Hunt urged delegates, made up largely of pension funds, asset managers and high-net worth individuals, to start dealing with these issues by making a difference to the skills gap in the country.
“We need more coders and data scientists but they’re not being produced out of our educational system. Invest in your own workers and schools and universities to make sure we get the skills we need. Also reach out to those that have fallen out of the workforce, give them vocational training. We need to fix the skills gap,” he said.
In addition to the skills issue, PGIM’s Hunt said the massive amount of infrastructure spending needed in the US was a real concern.
“We need $100 billion a year in the US to begin to upgrade the infrastructure, how do we do that? We need to bring dynamism back to the US economy,” he said.
But the problem with infrastructure in the US, according to State Street chief executive Ron O’Hanley was that most of the assets are controlled at the state level.
“There needs to be a convention between federal and state governments to figure out how to work this out,” O’Hanley said. “There is plenty of investor demand but there is no system in place for public private partnerships.”
In further conversation about the risks in the global economy Credit Suisse’s chief risk officer, Lara Warner, said she was worried about the fragility in Europe.
“I worry we are in a period where small earthquakes can lead to large tsunamis. Europe seems to be the place which is most fragile,” she said.
“We are most worried about Europe and are steering away from Europe.
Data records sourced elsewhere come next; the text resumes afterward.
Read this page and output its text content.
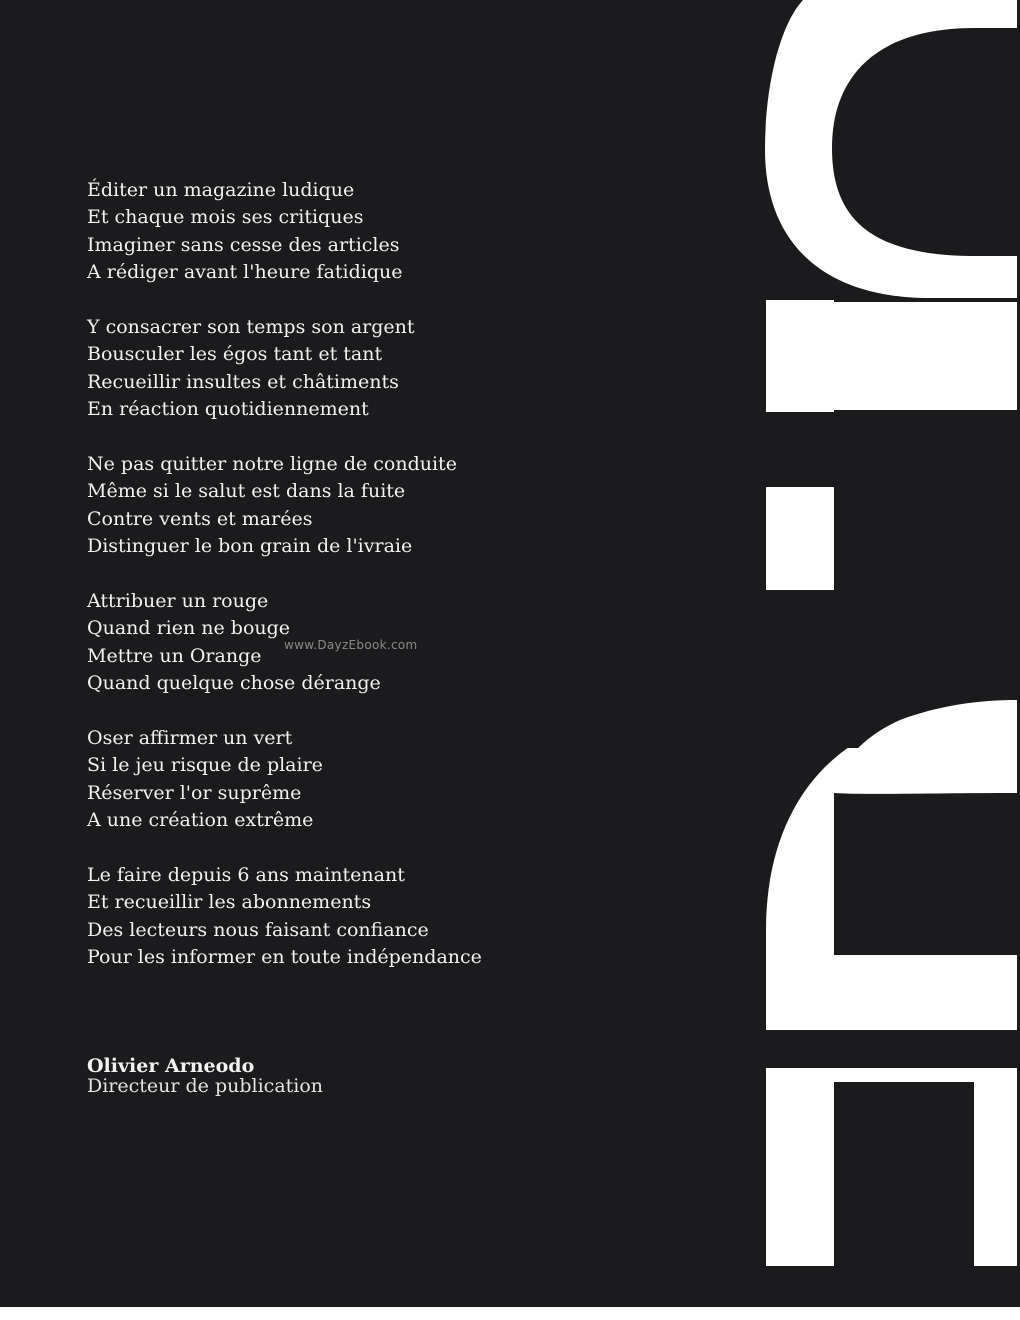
Éditer un magazine ludique
Et chaque mois ses critiques
Imaginer sans cesse des articles
A rédiger avant l'heure fatidique
Y consacrer son temps son argent
Bousculer les égos tant et tant
Recueillir insultes et châtiments
En réaction quotidiennement
Ne pas quitter notre ligne de conduite
Même si le salut est dans la fuite
Contre vents et marées
Distinguer le bon grain de l'ivraie
Attribuer un rouge
Quand rien ne bouge
Mettre un Orange
Quand quelque chose dérange
Oser affirmer un vert
Si le jeu risque de plaire
Réserver l'or suprême
A une création extrême
Le faire depuis 6 ans maintenant
Et recueillir les abonnements
Des lecteurs nous faisant confiance
Pour les informer en toute indépendance
www.DayzEbook.com
Olivier Arneodo
Directeur de publication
US equities we like and emerging markets.”
State Street’s O’Hanley observed the impact of technology and consolidation in every industry.
“The risk is no longer too big to fail but too small to scale,” he said. “We have to think as investors about how to invest in something that ultimately has scale.”
PGIM’s Hunt said his firm spends a lot of time on the consideration of cyber risks, citing it as the firm’s number one risk concern.
“Risk is likely to come from technology and cyber attacks on infrastructure of the financial markets. That’s the biggest risk we spend a lot of time on that,” he said. “We will see risks from different places we have seen before.”
With regard to disruption Barings’ Finke also said financial services firms need to disrupt themselves.
“We look at the risks of what will disrupt the companies we invest in and are they aware of it. But we also look at whether we are disrupting ourselves to bring a better result to our clients.”
The session expertly chaired by head of Bloomberg Economics, Stephanie Flanders, explored some of the ideas brought up by Christine Lagarde, including productivity growth, mystification of inflation, worry about levels of debt, and problems of capitalism.
PGIM’s Hunt said he disagreed with Lagarde’s view that there was a synchronised slowdown in economic growth.
“There’s not a synchronised slowdown at all. The US is doing very well, but we are quite worried about Europe. What’s happening in Germany is a surprise. And we are optimistic about China. There is quite a lot of disparity regarding growth.”
Productivity is a key way out, he said.
“But companies are not investing enough in their own technology to believe productivity will grow. We have a long way to go on productivity.”
Chief investment officer of Guggenheim Scott Minerd said that in the short term there will be a bounceback in global growth.
“We will see long term rates rise and the yield curve steepen. The base case is the economy picking up momentum and the lull in inflation will slowly fade away,” he said. “Most telling is risk assets – equities and bonds are inflated in value and investors are not being compensated to take on a lot of risk. This is not the time to take on risk assets.”
Guggenheim’s Minerd is pessimistic and said investors should be expecting a reversion to the mean. The firm’s forward looking expectation for US equities is 1 to 2 per cent return.
PGIM’s Hunt agreed assets are incredibly priced around the world calling it the biggest risk in markets.
“How do we get returns we’ve got? Volatility is not risk, volatility gives us an opportunity to get in at a reasonable price. The biggest risk is we don’t have a little bit of correction in prices to allow us to get into markets.”
The new normal of lower for longer will be around for long period of time, the panel said.